Für sich selbst haben die Bahai den Klerus abgeschafft. Sie beten direkt zu Gott. Das politische System des Iran ist jedoch auf dem Prinzip der „Statthalterschaft der Rechtsgelehrten“ aufgebaut. In der iranischen Verfassung ist verankert, dass die Fortsetzung der islamischen Revolution im „In- und Ausland“ geplant sei zum Ziel der „Errichtung einer einheitlichen Islamischen Weltgemeinschaft“. Ein Widerspruch zu den Grundsätzen der Bahai, die für eine Welt kultureller und religiöser Vielfalt eintreten.

Das iranische Mullah-Regime wirft den Bahai vor, Zionisten zu sein, weil ihr Weltzentrum in der israelischen Hafenstadt Haifa liegt. Bahaullah, in Persien geboren, wurde Mitte des 19. Jahrhunderts nach Akka in der Nähe Haifas verbannt. Was die Bahai in den Augen der iranischen Mullahs zu Staatsfeinden macht, ist ihre Überzeugung, dass Israel – zumal als Mitglied der UN – ein Existenzrecht habe. Die Bahai erkennen Israel an, weil sie glauben, dass mit der neuen Offenbarung ein alttestamentarisches Versprechen erfüllt wird und die Juden nach 2000 Jahren wieder in ihre Heimat zurückkehren.
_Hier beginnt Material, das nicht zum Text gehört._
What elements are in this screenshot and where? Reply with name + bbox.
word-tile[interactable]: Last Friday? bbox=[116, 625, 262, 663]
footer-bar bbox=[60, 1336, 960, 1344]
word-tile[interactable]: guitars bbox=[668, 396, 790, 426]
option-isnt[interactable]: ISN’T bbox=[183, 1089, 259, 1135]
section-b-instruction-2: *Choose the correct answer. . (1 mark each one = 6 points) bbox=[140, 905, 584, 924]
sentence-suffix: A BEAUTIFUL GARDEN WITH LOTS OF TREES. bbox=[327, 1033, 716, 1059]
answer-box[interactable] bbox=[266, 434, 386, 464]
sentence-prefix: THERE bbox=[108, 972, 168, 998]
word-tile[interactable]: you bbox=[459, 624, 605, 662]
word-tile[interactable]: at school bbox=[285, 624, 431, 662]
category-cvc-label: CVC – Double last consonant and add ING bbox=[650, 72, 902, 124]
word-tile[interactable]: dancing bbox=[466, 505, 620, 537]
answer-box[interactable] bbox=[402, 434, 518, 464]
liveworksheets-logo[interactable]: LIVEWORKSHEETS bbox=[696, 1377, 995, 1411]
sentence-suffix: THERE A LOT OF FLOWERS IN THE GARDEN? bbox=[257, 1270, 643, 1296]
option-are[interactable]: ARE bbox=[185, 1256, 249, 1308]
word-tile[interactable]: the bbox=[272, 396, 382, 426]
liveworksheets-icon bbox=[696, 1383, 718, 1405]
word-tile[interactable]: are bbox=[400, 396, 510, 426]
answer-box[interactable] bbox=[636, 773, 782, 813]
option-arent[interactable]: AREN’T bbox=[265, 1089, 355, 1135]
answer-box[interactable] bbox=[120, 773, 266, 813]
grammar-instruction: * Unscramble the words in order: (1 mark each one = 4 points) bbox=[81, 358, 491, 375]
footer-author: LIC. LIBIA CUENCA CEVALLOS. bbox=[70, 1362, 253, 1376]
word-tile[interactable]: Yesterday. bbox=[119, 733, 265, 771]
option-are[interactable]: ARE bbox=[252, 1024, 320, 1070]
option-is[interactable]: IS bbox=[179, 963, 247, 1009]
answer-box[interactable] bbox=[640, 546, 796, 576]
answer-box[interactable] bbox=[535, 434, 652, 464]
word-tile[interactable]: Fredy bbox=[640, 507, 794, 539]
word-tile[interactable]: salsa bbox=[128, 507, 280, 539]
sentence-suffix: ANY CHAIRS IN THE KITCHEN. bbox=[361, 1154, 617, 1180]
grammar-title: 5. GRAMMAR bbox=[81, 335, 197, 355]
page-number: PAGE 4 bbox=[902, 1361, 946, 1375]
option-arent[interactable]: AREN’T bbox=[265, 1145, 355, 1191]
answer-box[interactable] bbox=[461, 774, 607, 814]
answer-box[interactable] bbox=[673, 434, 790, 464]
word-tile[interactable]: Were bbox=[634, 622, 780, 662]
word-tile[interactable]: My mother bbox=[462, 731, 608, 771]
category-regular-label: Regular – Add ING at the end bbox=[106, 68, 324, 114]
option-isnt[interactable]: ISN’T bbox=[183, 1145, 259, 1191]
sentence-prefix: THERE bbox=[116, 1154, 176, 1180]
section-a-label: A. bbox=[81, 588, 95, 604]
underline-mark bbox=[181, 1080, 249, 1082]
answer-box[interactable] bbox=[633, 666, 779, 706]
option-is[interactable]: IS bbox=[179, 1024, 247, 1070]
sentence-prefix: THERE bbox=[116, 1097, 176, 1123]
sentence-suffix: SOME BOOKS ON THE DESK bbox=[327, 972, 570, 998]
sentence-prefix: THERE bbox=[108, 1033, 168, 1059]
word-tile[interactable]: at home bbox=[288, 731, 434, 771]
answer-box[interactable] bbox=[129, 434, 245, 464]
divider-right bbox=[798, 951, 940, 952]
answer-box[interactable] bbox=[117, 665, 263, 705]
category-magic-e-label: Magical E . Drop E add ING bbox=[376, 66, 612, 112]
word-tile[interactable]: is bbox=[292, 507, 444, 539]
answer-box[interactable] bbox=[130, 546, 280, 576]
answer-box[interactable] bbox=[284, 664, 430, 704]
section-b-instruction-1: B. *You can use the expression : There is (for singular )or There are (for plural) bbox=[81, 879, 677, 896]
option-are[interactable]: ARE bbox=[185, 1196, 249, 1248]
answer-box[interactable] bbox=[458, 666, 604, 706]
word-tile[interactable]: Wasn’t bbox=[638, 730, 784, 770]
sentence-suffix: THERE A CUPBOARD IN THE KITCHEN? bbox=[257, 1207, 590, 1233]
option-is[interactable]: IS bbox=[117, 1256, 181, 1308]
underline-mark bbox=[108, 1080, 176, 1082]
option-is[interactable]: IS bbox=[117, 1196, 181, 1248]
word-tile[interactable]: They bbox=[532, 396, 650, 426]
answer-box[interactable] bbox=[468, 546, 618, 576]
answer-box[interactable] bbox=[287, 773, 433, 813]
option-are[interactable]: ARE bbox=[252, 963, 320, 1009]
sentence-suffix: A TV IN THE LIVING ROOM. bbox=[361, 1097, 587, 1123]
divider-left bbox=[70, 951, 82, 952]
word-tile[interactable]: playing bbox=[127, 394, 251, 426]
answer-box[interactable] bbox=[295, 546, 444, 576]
Sie mischen sich aber nicht in die Parteipolitik ein.

Die offizielle Staatsdoktrin des Iran besagt dagegen: Palästina ist seit 1948 besetzt. Schon Ayatollah Khomeini wollte Jerusalem „befreien“, und der jetzige Präsident Mahmud Ahmadinedschad hat sich zum Ziel gesetzt, alles zu tun, damit Israel aus „den Annalen der Geschichte getilgt“ werde.

Gleiches hat die Diktatur offenbar mit der Bahai-Gemeinde im Iran vor: Sie soll vernichtet werden. Die Administration dieser religiösen Gemeinde wurde schon 1980 verboten. Die Machthaber fürchten ein wachsendes Interesse der iranischen Bevölkerung an der Bahai-Religion. Und da sie nicht alle etwa 350 000 Bahai im Iran einsperren können, nehmen sie Geiseln. Die sieben verhafteten Geiseln heißen: Behrouz Tavakkoli, Saeid Rezaie, Fariba Kamalabadi, Vahid Tizfahm, Jamaloddin Khanjani, Afif Naeimi und Mahvash Sabet.